03022023Headline:

Permacultura, Bolsena capitale europea

Il festival in estate lascia spazio alla "convergence" Eupc. Nel mentre tanti seminari

Luca Puri, architetto e permacultore

Luca Puri, architetto e permacultore

La notizia è la seguente: quest’estate l’Eupc si svolgerà qua da noi. Ora, innanzitutto cos’è l’Eupc. Non un campionato di calcio. Non una gara canora. Non una competizione di tiro al piattello. Bensì l’European permaculture convergence. E cioè la rassegna europea, l’incontro di continente, la grande riunione, che racchiude in sé le menti più illuminate. Le mette a confronto. E le presenta al mondo circostante. Ecco, tale enorme contenitore sarà piazzato a Bolsena. Poiché negli ultimi anni sul lago si son ben mossi, proprio in termini di permacultura. L’omonimo festival infatti ha dato, e continua a dare, risultati incredibili.
Detto ciò, piccolo passo indietro. Cos’è la permacultura? Ci sarebbero tante definizioni utili per spiegarla. Alcune però sono troppo filosofiche, altre poco pratiche. Si andrebbe dal radical chic al fricchettone. Non rendendo affatto l’importanza che tale “cosa” ha e avrà sempre più. Ammesso che l’uomo voglia continuare a vivere.
Meglio quindi affidarsi alle parole del capostipite lacustre, del fondatore del pacchetto, Luca Puri. Il consueto cervello migrato all’estero e (grazie a dio) ritornato in patria.
“Credo che la permacultura sia una filosofia di vita – estrapoliamo la nozione da una sua vecchia intervista – un modo di concepirla in tutte le sue forme. Un modo nuovo di ragionare, di agire e di essere. Non ci sono ambiti specifici in cui si applica, tutto può essere pensato e progettato in permacultura, da una cena tra amici a una casa a un viaggio a un giardino. Non esistono limitazioni né impedimenti. Personalmente cerco di concepire i mie progetti sempre con quest’ottica di applicare i principi etici a ogni mia singola azione. Nello specifico della progettazione serve solo una ferrea volontà, la consapevolezza. Propongo sempre ai miei clienti un approccio permaculturale e un progetto in cui loro sono parte integrante e indissolubile”.
Nulla di strano perciò. Solo una visione sostenibile del cammino collettivo.

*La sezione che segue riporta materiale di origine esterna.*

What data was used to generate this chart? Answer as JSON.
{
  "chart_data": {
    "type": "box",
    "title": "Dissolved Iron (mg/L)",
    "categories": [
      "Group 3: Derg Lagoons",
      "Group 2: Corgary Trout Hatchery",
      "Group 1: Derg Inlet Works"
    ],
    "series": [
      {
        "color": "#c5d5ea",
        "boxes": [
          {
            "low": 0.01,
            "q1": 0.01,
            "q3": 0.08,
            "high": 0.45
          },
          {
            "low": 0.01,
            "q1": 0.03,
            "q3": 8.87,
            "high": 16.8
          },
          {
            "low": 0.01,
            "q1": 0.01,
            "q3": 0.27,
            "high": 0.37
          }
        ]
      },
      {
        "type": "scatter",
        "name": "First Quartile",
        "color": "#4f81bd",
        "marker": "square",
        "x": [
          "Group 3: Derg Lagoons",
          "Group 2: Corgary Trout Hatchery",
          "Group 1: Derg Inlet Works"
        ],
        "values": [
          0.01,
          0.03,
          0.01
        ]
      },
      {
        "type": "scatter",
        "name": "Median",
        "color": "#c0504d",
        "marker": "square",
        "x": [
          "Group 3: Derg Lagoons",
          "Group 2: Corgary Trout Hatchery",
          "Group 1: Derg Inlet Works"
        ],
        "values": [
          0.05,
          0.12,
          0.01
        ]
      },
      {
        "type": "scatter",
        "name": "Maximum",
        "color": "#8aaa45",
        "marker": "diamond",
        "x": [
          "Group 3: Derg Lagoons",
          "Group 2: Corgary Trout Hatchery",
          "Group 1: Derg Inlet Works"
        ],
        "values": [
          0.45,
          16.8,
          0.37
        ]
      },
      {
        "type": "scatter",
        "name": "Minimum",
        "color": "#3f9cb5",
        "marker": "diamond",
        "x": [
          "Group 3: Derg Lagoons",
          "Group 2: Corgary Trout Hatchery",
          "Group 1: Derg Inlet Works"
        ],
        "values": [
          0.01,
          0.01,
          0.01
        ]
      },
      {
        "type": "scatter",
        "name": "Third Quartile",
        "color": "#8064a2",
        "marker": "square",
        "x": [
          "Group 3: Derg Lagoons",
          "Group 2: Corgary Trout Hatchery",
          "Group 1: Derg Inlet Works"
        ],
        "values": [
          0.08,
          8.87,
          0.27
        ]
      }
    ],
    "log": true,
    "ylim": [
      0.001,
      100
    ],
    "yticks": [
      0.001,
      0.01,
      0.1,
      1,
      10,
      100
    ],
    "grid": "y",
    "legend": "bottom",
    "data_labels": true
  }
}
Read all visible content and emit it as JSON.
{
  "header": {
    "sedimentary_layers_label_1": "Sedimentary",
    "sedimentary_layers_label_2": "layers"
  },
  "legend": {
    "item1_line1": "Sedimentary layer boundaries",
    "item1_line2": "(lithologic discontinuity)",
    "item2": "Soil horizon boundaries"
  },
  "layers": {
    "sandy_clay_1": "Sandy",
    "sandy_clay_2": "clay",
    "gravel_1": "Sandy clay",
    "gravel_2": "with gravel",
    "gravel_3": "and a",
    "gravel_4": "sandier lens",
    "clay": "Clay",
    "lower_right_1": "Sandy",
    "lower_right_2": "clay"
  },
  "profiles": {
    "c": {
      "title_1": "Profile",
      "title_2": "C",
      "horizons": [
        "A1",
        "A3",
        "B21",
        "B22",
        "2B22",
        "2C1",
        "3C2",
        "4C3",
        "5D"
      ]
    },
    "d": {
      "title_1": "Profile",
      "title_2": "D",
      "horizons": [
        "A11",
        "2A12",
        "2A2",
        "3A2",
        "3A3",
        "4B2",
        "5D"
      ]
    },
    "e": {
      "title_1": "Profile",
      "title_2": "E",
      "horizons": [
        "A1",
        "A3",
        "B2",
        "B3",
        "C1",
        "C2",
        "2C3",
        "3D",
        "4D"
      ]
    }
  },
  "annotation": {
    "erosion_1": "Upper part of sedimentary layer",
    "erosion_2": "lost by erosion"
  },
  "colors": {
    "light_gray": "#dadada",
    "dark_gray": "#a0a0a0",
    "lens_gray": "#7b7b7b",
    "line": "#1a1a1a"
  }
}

La deliziosa libr'osteria Le sorgenti

La deliziosa libr’osteria Le sorgenti

Da qui all’Eupc, in ogni caso, il festival propone una serie di incontri preparatori. Gratuiti. Interessantissimi. Il battesimo lo ha curato proprio Puri l’architetto, domenica passata, dentro la libr’osteria “Le sorgenti”, roccaforte permaculturale. Ne seguiranno altri, che toccheranno mille argomentazioni differenti. E sì, un poco si esce cambiati dopo una chiacchierata di queste. Della serie: fino agli etruschi l’Italia non sapeva manco cos’era l’olivo, figuriamoci l’olio. Oppure: il tipico cipresso toscano? Una specie che portarono i romani, prima non c’era. O ancora: le patate? Arrivate dall’America e mai utilizzate per 200 anni. Titolo riassuntivo: “L’utopia del paesaggio”.
Ecco. Svegliarsi la mattina e vedere il pianeta con un’ottica diversa, non dare nulla per scontato, anzi, provare a capire e a non deturpare, è permacultura. È affare che tutti dovrebbero sapere, studiare e mettere in pratica.